It should be a dry night and a firm field for the game, and given that last weekend there were flashes of the brilliant runner that Barrett can be, fingers crossed that the Blues will be aiming to feed their speed kings out wide.
While the Brumbies were ultimately overwhelmed in the final quarter when they lost, 49-34, to the Chiefs last weekend in Hamilton, the men from Canberra are a better team than the 15-point margin indicated.
This could be the match of the round.
Bad luck and trouble
The rugby fates seem to conspire against Blues No 8, Hoskins Sotutu.
Dropped from the All Blacks in 2023 by Ian Foster, an outstanding start to 2024 for the Blues didn’t sway new coach Scott Robertson last year. Sotutu had knee surgery last November and had rehabbed well enough over summer that the 2025 Super season looked like a golden chance to fight for national recognition.
But his comeback goes on hold with the three-week ban for a careless high tackle on the Hurricanes’ Peter Lakai last Saturday. Sotutu is still only 26, and if ever a player deserved a break, he’s one.
There will be sweat
If Saturday afternoon’s game between the Chiefs and the Fijian Drua was in Hamilton the result would probably be a foregone conclusion, a Chiefs victory.
But the match is in Lautoka, which means the most wonderfully noisy and partisan crowd in Super Rugby will be screaming for the Drua. Add in the fact it’ll be rainy and around 30C, and the odds start to level out.
The Chiefs are without Damian McKenzie, recovering from a knee injury, but there’s enough depth in their squad to suggest that although they’ll feel like they’ve run a marathon in a sauna, they should emerge victorious.
Will this be Moana’s breakthrough?
Moana Pasifika get a chance in Albany on Saturday night to break their losing streak of three defeats from three games when they play the Hurricanes.
As well as the contest itself, the focus will be on two players who will make their 2025 starting debuts.
One is the gifted Ruben Love, at fullback for the Canes. Love had major ankle surgery in December and has spent the summer, as he phrased it, learning how to run again. A fully fit Love will be a major threat to Moana’s defensive line.

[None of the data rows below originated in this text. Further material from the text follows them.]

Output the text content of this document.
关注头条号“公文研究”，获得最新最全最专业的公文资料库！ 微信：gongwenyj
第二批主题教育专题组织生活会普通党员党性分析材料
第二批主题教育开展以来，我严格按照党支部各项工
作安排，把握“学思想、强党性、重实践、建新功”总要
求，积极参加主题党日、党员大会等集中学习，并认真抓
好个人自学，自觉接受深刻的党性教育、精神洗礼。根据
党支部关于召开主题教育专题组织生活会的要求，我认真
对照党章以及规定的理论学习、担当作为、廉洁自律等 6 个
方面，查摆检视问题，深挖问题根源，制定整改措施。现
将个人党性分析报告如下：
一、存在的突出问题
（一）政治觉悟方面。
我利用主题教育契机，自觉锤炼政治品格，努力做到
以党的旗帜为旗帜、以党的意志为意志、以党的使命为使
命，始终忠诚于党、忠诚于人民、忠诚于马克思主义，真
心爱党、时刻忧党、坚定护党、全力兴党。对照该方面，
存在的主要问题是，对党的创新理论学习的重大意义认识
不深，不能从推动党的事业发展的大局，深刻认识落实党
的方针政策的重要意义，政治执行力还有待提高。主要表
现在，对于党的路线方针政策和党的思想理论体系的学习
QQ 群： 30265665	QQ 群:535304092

The other is Moana’s new first five-eighths, Patrick Pellegrini, who looked composed and hugely competent in his team’s nail-biting 31-29 loss to the Highlanders last Friday.

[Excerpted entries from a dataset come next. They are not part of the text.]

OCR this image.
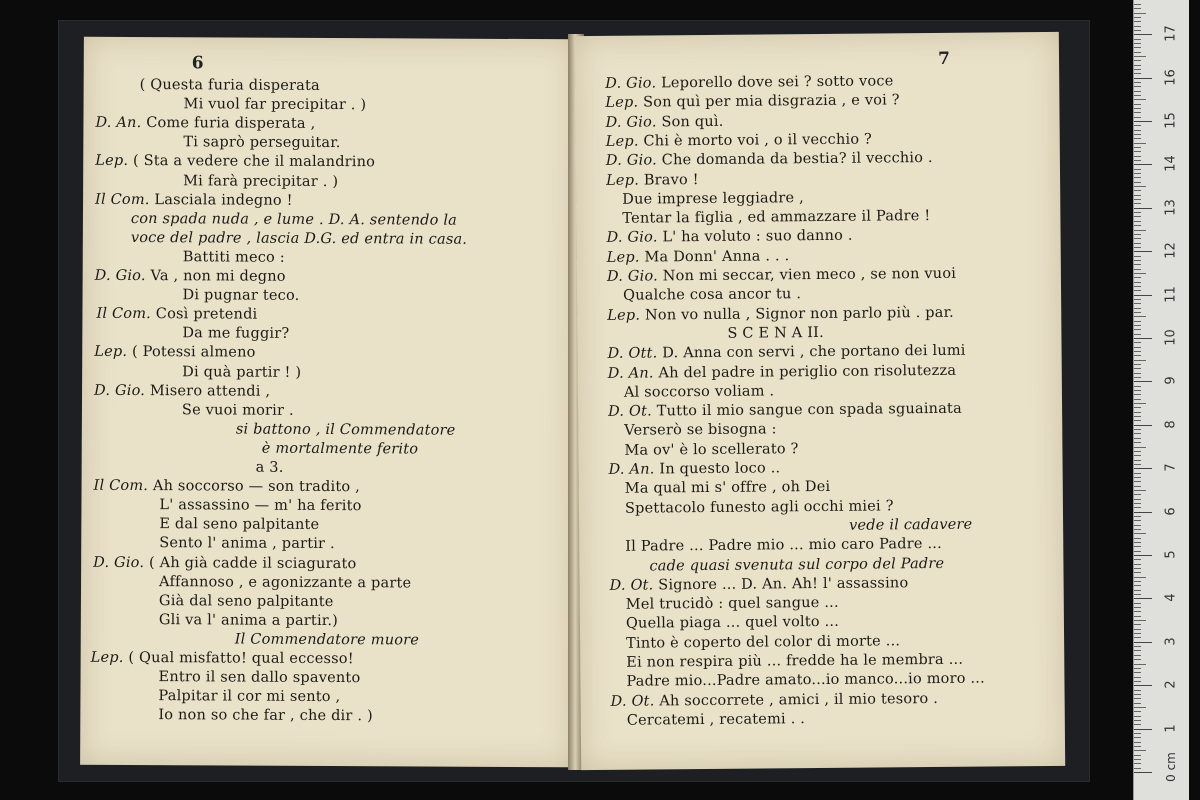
6
( Questa furia disperata
Mi vuol far precipitar . )
D. An. Come furia disperata ,
Ti saprò perseguitar.
Lep. ( Sta a vedere che il malandrino
Mi farà precipitar . )
Il Com. Lasciala indegno !
con spada nuda , e lume . D. A. sentendo la
voce del padre , lascia D.G. ed entra in casa.
Battiti meco :
D. Gio. Va , non mi degno
Di pugnar teco.
Il Com. Così pretendi
Da me fuggir?
Lep. ( Potessi almeno
Di quà partir ! )
D. Gio. Misero attendi ,
Se vuoi morir .
si battono , il Commendatore
è mortalmente ferito
a 3.
Il Com. Ah soccorso — son tradito ,
L' assassino — m' ha ferito
E dal seno palpitante
Sento l' anima , partir .
D. Gio. ( Ah già cadde il sciagurato
Affannoso , e agonizzante a parte
Già dal seno palpitante
Gli va l' anima a partir.)
Il Commendatore muore
Lep. ( Qual misfatto! qual eccesso!
Entro il sen dallo spavento
Palpitar il cor mi sento ,
Io non so che far , che dir . )
7
D. Gio. Leporello dove sei ? sotto voce
Lep. Son quì per mia disgrazia , e voi ?
D. Gio. Son quì.
Lep. Chi è morto voi , o il vecchio ?
D. Gio. Che domanda da bestia? il vecchio .
Lep. Bravo !
Due imprese leggiadre ,
Tentar la figlia , ed ammazzare il Padre !
D. Gio. L' ha voluto : suo danno .
Lep. Ma Donn' Anna . . .
D. Gio. Non mi seccar, vien meco , se non vuoi
Qualche cosa ancor tu .
Lep. Non vo nulla , Signor non parlo più . par.
S C E N A II.
D. Ott. D. Anna con servi , che portano dei lumi
D. An. Ah del padre in periglio con risolutezza
Al soccorso voliam .
D. Ot. Tutto il mio sangue con spada sguainata
Verserò se bisogna :
Ma ov' è lo scellerato ?
D. An. In questo loco ..
Ma qual mi s' offre , oh Dei
Spettacolo funesto agli occhi miei ?
vede il cadavere
Il Padre ... Padre mio ... mio caro Padre ...
cade quasi svenuta sul corpo del Padre
D. Ot. Signore ... D. An. Ah! l' assassino
Mel trucidò : quel sangue ...
Quella piaga ... quel volto ...
Tinto è coperto del color di morte ...
Ei non respira più ... fredde ha le membra ...
Padre mio...Padre amato...io manco...io moro ...
D. Ot. Ah soccorrete , amici , il mio tesoro .
Cercatemi , recatemi . .
0 cm
1
2
3
4
5
6
7
8
9
10
11
12
13
14
15
16
17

Pellegrini’s nomadic story ranges from being born in Sydney, where his Tongan mother grew up, to playing club rugby in England for Coventry and representing Tonga at the 2024 World Cup. Now 26, he might be the key to unlocking Moana’s full potential.
Welcome back, Codie
There’ll be no easing back into the game for Crusaders hooker Codie Taylor, who’ll start in the front row against the Reds on Sunday afternoon in Christchurch.
Taylor can potentially boost the Crusaders in three areas. His leadership, as a 96-test All Blacks veteran. His ability to break tackles and make the gain line in general play.

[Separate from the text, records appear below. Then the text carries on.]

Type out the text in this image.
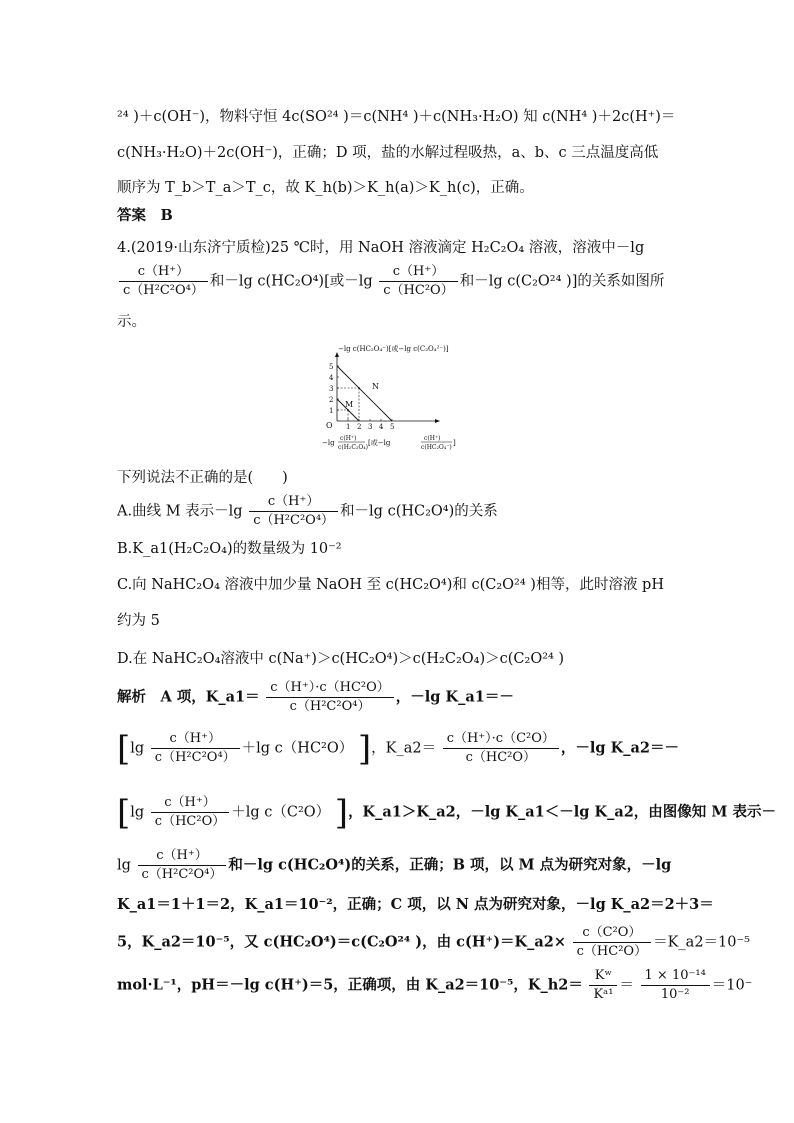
²⁴ )＋c(OH⁻)，物料守恒 4c(SO²⁴ )＝c(NH⁴ )＋c(NH₃·H₂O) 知 c(NH⁴ )＋2c(H⁺)＝
c(NH₃·H₂O)＋2c(OH⁻)，正确；D 项，盐的水解过程吸热，a、b、c 三点温度高低
顺序为 T_b＞T_a＞T_c，故 K_h(b)＞K_h(a)＞K_h(c)，正确。
答案　B
4.(2019·山东济宁质检)25 ℃时，用 NaOH 溶液滴定 H₂C₂O₄ 溶液，溶液中－lg
$\frac{c(H^+)}{\text{c（H²C²O⁴）}}$ 和－lg c(HC₂O⁴)[或$-\lg \frac{c(H^+)}{\text{c（HC²O）}}$ 和－lg c(C₂O²⁴ )]的关系如图所
示。
−lg c(HC₂O₄⁻)[或−lg c(C₂O₄²⁻)]
O
−lg
c(H⁺)
c(H₂C₂O₄)
[或−lg
c(H⁺)
c(HC₂O₄⁻)
]
1 2 3 4 5
1
2
3
4
5
M
N
下列说法不正确的是(　　)
A.曲线 M 表示$-\lg \frac{c(H^+)}{\text{c（H²C²O⁴）}}$ 和－lg c(HC₂O⁴)的关系
B.K_a1(H₂C₂O₄)的数量级为 10⁻²
C.向 NaHC₂O₄ 溶液中加少量 NaOH 至 c(HC₂O⁴)和 c(C₂O²⁴ )相等，此时溶液 pH
约为 5
D.在 NaHC₂O₄溶液中 c(Na⁺)＞c(HC₂O⁴)＞c(H₂C₂O₄)＞c(C₂O²⁴ )
解析　A 项，K_a1＝ $\frac{\text{c（H⁺）·c（HC²O）}}{\text{c（H²C²O⁴）}}$ ，－lg K_a1＝－
[$\lg \frac{c(H^+)}{\text{c（H²C²O⁴）}} +\lg$ c（HC²O） ]，K_a2＝ $\frac{\text{c（H⁺）·c（C²O）}}{\text{c（HC²O）}}$ ，－lg K_a2＝－
[$\lg \frac{c(H^+)}{\text{c（HC²O）}} +\lg$ c（C²O） ]，K_a1＞K_a2，－lg K_a1＜－lg K_a2，由图像知 M 表示－
$\lg \frac{c(H^+)}{\text{c（H²C²O⁴）}}$ 和－lg c(HC₂O⁴)的关系，正确；B 项，以 M 点为研究对象，－lg
K_a1＝1＋1＝2，K_a1＝10⁻²，正确；C 项，以 N 点为研究对象，－lg K_a2＝2＋3＝
5，K_a2＝10⁻⁵，又 c(HC₂O⁴)＝c(C₂O²⁴ )，由 c(H⁺)＝K_a2× $\frac{\text{c（C²O）}}{\text{c（HC²O）}}$ ＝K_a2＝10⁻⁵
mol·L⁻¹，pH＝－lg c(H⁺)＝5，正确项，由 K_a2＝10⁻⁵，K_h2＝ $\frac{\text{Kʷ}}{\text{Kᵃ¹}} = \frac{\text{1 × 10⁻¹⁴}}{\text{10⁻²}} =10^-$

And his throwing to the lineout, which is a skill in greater demand in 2025 than ever before, with the 30-second time limit for lineouts now being enforced.
It’s a huge match for the Crusaders. The TAB has them as red-hot favourites, despite the fact the Reds have beaten Moana (56-36) and the Force (28-24) in their opening games of the season.
To appease their own fans, nothing less than a win at home is needed for Rob Penney’s men.
Hailing heroes
I mean no disrespect to Super Rugby, but the highlight of my weekend will be attending the reunion in Te Aroha of the Thames Valley team that beat Australia 16-14 there in 1962.
As a Waihī College schoolkid in ′62, I watched in awe as local farmers, truck drivers, school teachers and stock agents, reduced to 14 men by injury after just seven minutes, showed why real-life sport can eclipse any scripted theatre.
In hindsight, the passion for the drama of sport that the event sparked changed my life.
No rugby bookshelf should be without it
In a staggeringly detailed 524 pages, the 2025 Rugby Almanack covers every area of the men’s and women’s game in New Zealand.
The coverage ranges from fine detail of every test played by the All Blacks and Black Ferns to which club won the Wairarapa-Bush Chris “Moose” Kapene Memorial Cup. (It was Carterton.)
The wonderful thing about the Almanack is that whatever it states will be accurate.